Triggered by some feedback on the VMware reddit channel, I was wondering what is holding us back in adopting the vSphere Fault Tolerance (FT) feature. Comments on Reddit stated that although the increased availability is desirable, the performance impact is holding them back to actually use it in production environments.
Use cases for FT could be, according to the vSphere 6 documentation center:
- Applications that need to be available at all times, especially those that have long-lasting client connections that users want to maintain during hardware failure.
- Custom applications that have no other way of doing clustering or other forms of application resiliency.
- Cases where high availability might be provided through custom clustering solutions, which are too complicated to configure and maintain.
However, the stated use cases only focus on availability and do not seem to incorporate a performance impact when enabling FT. Is there a sweet-spot for applications that do need high resiliency, but do not require immense performance and could coop with a latency impact due to FT? It really depends on the application workload. A SQL server typically generates more FT traffic then for instance a webserver that primarily transmits. So the impact of enabling FT will impact some workloads more then other.
Since the introduction of vSphere 6: Multi-Processor Fault Tolerance (SMP-FT), the requirements for FT are a bit more flexible. The compute maximums for a FT enabled VM are 4 vCPUs and 64GB memory. The use of eager zero thick disks is no longer a requirement.
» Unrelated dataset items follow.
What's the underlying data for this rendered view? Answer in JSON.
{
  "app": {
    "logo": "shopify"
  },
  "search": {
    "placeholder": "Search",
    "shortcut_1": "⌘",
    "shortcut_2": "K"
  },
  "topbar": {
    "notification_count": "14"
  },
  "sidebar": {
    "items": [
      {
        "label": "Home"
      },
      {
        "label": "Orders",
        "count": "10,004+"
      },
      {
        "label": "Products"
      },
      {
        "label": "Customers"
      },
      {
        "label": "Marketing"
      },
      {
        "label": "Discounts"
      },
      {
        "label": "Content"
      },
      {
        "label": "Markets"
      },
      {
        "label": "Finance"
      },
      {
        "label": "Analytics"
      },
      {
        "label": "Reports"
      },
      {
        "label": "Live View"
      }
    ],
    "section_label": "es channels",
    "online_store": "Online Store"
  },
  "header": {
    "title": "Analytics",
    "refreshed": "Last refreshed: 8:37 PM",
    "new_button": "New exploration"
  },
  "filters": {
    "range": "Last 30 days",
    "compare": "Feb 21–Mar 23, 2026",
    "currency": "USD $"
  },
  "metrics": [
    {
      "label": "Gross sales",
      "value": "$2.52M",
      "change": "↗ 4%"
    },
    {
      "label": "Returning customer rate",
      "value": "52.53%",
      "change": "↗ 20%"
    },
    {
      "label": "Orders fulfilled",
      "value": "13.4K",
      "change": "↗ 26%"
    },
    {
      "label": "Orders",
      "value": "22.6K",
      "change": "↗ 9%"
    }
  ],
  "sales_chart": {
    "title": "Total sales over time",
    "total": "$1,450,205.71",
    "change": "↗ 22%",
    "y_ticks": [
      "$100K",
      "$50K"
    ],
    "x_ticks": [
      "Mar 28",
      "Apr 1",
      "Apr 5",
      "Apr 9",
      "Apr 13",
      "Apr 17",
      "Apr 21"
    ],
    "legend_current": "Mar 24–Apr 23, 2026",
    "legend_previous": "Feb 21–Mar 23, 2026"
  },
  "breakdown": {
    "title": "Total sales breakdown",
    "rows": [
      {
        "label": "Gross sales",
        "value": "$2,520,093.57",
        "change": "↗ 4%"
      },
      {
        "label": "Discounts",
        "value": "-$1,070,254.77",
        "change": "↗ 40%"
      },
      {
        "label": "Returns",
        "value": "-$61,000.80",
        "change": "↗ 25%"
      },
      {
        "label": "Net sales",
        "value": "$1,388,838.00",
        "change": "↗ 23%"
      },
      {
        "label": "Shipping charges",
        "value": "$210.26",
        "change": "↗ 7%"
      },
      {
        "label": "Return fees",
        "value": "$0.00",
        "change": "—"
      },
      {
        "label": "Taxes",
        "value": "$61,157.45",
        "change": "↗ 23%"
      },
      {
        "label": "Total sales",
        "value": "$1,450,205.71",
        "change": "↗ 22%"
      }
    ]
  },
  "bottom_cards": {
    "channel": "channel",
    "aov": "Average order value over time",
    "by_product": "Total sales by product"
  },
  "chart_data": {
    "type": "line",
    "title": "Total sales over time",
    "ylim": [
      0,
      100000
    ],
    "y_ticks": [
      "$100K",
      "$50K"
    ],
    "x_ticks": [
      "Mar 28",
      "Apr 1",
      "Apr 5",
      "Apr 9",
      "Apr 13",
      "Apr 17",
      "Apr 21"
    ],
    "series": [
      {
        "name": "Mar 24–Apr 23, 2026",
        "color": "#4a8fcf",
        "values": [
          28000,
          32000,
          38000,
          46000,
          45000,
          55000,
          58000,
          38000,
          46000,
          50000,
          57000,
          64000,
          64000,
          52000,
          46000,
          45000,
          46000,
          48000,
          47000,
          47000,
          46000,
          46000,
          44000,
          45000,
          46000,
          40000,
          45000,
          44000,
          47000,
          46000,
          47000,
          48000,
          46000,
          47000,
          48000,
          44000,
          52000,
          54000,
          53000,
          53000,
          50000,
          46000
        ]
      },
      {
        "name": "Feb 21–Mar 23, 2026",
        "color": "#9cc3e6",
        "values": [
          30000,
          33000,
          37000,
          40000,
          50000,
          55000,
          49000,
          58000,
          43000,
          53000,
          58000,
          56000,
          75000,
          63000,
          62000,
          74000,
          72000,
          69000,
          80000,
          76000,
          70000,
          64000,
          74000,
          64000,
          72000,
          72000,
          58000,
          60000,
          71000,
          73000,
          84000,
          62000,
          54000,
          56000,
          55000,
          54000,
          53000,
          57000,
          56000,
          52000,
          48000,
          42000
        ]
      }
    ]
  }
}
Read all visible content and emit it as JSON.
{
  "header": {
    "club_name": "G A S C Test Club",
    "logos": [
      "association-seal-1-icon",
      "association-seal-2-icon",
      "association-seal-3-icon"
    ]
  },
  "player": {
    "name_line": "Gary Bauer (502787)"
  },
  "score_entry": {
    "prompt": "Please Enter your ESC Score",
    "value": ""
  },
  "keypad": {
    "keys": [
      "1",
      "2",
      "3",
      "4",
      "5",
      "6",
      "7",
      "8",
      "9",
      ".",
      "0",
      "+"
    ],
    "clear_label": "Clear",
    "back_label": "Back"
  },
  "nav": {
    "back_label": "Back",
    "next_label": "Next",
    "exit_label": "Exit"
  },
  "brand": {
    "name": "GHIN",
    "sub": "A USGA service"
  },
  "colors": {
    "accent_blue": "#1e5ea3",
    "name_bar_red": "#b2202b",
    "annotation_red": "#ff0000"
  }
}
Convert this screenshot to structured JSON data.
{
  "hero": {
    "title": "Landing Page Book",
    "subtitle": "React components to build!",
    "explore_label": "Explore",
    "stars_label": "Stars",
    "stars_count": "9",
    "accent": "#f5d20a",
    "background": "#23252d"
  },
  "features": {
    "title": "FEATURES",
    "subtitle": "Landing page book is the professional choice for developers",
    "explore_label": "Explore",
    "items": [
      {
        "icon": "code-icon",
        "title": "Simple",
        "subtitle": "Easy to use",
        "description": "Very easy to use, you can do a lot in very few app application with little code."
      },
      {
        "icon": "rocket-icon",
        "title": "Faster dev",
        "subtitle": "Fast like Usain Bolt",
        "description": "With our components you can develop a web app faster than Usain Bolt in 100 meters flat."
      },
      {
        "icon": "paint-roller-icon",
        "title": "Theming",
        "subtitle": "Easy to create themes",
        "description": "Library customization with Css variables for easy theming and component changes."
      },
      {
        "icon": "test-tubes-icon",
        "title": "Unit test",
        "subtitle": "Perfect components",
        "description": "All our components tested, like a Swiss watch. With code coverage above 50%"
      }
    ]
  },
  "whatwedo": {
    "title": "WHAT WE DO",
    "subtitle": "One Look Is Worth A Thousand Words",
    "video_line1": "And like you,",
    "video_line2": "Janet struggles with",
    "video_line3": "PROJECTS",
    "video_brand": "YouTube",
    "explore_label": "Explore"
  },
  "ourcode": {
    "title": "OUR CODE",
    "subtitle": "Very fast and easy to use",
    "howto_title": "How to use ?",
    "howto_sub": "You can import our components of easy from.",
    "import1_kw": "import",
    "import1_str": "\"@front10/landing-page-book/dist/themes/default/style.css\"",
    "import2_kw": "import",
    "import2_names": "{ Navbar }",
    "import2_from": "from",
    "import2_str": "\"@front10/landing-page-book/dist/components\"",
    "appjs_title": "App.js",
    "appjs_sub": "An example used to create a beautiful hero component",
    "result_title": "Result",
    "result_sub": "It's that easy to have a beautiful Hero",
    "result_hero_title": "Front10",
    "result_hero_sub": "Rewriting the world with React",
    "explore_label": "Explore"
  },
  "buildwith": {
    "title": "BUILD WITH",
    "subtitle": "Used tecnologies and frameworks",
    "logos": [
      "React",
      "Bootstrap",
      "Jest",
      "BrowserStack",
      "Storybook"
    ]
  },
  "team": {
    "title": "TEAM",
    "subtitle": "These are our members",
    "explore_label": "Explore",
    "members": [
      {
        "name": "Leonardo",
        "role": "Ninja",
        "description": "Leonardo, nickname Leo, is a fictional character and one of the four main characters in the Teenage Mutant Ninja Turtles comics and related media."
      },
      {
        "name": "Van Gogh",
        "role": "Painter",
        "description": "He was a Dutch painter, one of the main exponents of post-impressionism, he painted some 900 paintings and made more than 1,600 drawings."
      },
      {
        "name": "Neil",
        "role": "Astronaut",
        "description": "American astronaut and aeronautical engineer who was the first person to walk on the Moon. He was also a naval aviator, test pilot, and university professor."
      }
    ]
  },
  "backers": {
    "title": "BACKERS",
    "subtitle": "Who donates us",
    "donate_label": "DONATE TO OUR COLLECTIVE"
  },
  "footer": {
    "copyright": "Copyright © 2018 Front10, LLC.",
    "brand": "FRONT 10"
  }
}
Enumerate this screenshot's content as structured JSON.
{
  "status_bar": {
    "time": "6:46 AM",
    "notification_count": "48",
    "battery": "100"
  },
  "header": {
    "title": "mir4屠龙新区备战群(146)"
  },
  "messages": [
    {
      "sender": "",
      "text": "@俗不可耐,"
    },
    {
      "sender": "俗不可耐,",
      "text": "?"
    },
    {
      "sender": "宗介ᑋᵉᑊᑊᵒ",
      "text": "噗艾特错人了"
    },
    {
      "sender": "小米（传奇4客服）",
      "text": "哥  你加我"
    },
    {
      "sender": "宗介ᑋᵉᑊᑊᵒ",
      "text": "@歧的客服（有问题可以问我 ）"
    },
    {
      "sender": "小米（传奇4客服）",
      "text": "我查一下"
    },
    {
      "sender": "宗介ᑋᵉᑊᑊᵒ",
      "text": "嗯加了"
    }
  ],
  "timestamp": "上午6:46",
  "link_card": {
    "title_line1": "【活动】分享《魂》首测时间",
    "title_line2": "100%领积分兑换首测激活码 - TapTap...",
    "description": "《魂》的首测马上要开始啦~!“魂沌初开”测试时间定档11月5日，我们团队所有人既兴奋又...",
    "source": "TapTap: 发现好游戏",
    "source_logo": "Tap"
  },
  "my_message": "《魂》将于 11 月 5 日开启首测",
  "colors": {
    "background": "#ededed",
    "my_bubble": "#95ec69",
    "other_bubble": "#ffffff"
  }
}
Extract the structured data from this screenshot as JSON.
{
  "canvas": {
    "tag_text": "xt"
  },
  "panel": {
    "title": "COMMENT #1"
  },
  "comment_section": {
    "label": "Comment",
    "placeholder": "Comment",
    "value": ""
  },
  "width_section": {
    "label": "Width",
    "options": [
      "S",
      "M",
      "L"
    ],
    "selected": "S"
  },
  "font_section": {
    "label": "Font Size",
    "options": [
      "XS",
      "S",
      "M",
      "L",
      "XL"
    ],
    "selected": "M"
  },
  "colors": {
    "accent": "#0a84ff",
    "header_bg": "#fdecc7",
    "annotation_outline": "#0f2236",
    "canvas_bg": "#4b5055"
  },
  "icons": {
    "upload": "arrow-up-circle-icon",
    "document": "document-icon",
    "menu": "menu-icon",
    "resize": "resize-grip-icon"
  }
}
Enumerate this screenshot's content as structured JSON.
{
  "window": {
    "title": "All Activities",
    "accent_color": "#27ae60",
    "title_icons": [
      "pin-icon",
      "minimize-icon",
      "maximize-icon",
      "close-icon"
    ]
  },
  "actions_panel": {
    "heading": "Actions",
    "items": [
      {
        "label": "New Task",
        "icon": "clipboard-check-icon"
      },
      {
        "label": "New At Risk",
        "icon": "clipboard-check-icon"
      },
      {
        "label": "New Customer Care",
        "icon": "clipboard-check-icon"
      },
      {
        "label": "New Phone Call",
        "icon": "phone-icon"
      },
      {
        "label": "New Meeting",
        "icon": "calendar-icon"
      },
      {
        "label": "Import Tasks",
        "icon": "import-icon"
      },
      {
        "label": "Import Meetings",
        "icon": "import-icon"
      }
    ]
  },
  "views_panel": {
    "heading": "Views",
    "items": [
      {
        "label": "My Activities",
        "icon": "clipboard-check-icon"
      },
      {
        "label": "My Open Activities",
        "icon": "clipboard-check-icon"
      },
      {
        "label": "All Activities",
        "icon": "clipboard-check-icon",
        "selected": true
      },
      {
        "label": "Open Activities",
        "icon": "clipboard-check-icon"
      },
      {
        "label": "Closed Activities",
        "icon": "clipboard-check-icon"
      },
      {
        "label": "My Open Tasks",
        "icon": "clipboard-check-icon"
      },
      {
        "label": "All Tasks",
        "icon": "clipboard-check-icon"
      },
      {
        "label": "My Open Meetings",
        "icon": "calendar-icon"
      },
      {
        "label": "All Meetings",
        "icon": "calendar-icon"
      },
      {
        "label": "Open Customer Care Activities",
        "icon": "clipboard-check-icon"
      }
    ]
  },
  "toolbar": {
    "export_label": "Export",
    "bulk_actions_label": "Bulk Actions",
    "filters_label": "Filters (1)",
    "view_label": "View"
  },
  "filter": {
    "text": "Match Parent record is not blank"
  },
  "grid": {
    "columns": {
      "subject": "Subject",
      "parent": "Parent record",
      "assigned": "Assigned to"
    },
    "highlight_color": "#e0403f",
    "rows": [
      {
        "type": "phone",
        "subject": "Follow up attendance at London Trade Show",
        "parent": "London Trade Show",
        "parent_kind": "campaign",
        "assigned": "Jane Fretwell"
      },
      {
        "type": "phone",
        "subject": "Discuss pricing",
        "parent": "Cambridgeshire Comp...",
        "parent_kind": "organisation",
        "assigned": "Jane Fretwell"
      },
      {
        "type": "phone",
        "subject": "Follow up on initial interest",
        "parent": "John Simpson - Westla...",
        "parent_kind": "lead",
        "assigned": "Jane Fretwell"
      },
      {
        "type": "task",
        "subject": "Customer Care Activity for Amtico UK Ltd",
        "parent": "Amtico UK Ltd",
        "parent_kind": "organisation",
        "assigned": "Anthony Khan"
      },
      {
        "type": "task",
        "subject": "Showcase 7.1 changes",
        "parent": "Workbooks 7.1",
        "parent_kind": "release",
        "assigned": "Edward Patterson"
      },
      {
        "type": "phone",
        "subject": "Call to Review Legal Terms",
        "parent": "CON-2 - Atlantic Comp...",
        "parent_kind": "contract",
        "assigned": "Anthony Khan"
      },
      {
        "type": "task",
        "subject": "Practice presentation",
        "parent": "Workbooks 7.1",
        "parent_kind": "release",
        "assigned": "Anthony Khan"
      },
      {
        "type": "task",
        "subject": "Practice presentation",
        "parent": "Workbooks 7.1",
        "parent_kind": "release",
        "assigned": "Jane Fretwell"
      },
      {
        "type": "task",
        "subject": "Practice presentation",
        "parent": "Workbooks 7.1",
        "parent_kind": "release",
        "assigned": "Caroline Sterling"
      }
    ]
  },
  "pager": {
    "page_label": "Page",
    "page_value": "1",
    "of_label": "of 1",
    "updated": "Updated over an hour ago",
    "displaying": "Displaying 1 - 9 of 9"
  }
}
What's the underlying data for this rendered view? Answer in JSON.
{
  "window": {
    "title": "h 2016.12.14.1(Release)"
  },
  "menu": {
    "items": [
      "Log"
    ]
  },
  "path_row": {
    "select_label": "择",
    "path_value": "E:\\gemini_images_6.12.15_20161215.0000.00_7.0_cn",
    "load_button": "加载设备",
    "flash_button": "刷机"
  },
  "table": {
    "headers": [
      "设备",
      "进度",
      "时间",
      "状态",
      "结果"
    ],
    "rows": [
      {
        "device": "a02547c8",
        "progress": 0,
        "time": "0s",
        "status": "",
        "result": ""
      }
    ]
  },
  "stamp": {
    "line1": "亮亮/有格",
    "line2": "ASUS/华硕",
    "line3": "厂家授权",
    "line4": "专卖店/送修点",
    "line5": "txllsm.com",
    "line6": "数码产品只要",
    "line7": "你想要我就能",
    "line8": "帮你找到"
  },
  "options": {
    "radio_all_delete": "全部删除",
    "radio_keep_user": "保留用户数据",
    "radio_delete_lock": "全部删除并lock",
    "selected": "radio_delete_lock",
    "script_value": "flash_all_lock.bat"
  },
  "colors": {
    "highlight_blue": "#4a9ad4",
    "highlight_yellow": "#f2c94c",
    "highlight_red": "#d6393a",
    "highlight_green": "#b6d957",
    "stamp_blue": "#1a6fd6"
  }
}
So thin, lazy zeroed thick and eager zero thick provisioned disks are all supported in SMP-FT!
It is still required that you use a layer-2 network for FT. There is not a strict requirement for bandwidth and network performance, although it is stated that a minimum of 10GbE is more suitable for a FT network. Keep in mind that the underlying network for FT is an important component for the performance of FT enabled VMs.
You could opt for a 1GbE FT network, but when enabling FT it will trigger the following warning, but you will be able to use 1GbE FT networks. Looking at the tests I’ve done, it wouldn’t take too much FT enabled VMs to consume 1 Gigabit. So go with 10GbE if possible!
Enabling Fault Tolerance is quick and easy. Just select your datastore for the secondary VM. Remember, this does not have to be the same datastore any more. On the contrary, you want to select another datastore for your secondary VM, possibly maximizing availability when using another storage backend for it.
And you’re good to go!
To determine if and how performance is impacted when using Fault Tolerance, I created a test scenario using the benchmarktool DVDstore.
I used a small setup containing a MSSQL server (8GB mem, VMXNET3 NIC and VMware paravirtual SCSI controller) and a DVDstore Client server. The results of the tests are based on measurements of the CPU usage of the MSSQL server. The FT network is a layer-2 10GbE network. During testing, no other traffic traversed that switch. I did the same DVDstore test for all the scenario’s.
The DVDstore command used: ds2sqlserverdriver.exe –target=192.168.150 –run_time=15 –db_size=20GB –n_threads=25 –ramp_rate=5 –pct_newcustomers=10 –warmup_time=0 –think_time=0.085
FT Bandwidth utilization can be seen in vCenter. When you enable FT for a VM, the following ‘widget’ appears.
The following results were recorded during tests.
Adding more vCPU’s to the game shows the applications ability to use multiple threads. So an increase of the DVDstore’s OPM (Order per Minute) value is noticeable when adding more vCPU, only to drop when FT is enabled. A consistent drop of ~47% is noted during FT enabled VM tests.
|FT disabled||FT enabled||Difference|
|OPM test 1 vCPU||12291||6418||-48%|
|OPM test 2 vCPU||13164||7023||-47%|
|OPM test 4 vCPU||14139||7458||-47%|
Also, the consumed FT bandwidth grows substantially when adding vCPU’s to FT. 1 vCPU shows an average bandwidth utilization of ~110Mbit, 2 vCPUs ~140Mbit and 4 vCPU’s around 180Mbit. As said before, this all depends on your application characteristics.
These tests are intended to give you an rough idea on how performance is impacted using FT. As expected, performance is impacted quite a bit. On the other hand, note that the VM is now provided with continuous availability, with no downtime or data-loss in the event of a host failure!
So the question is; will the improved availability outweigh the performance penalty?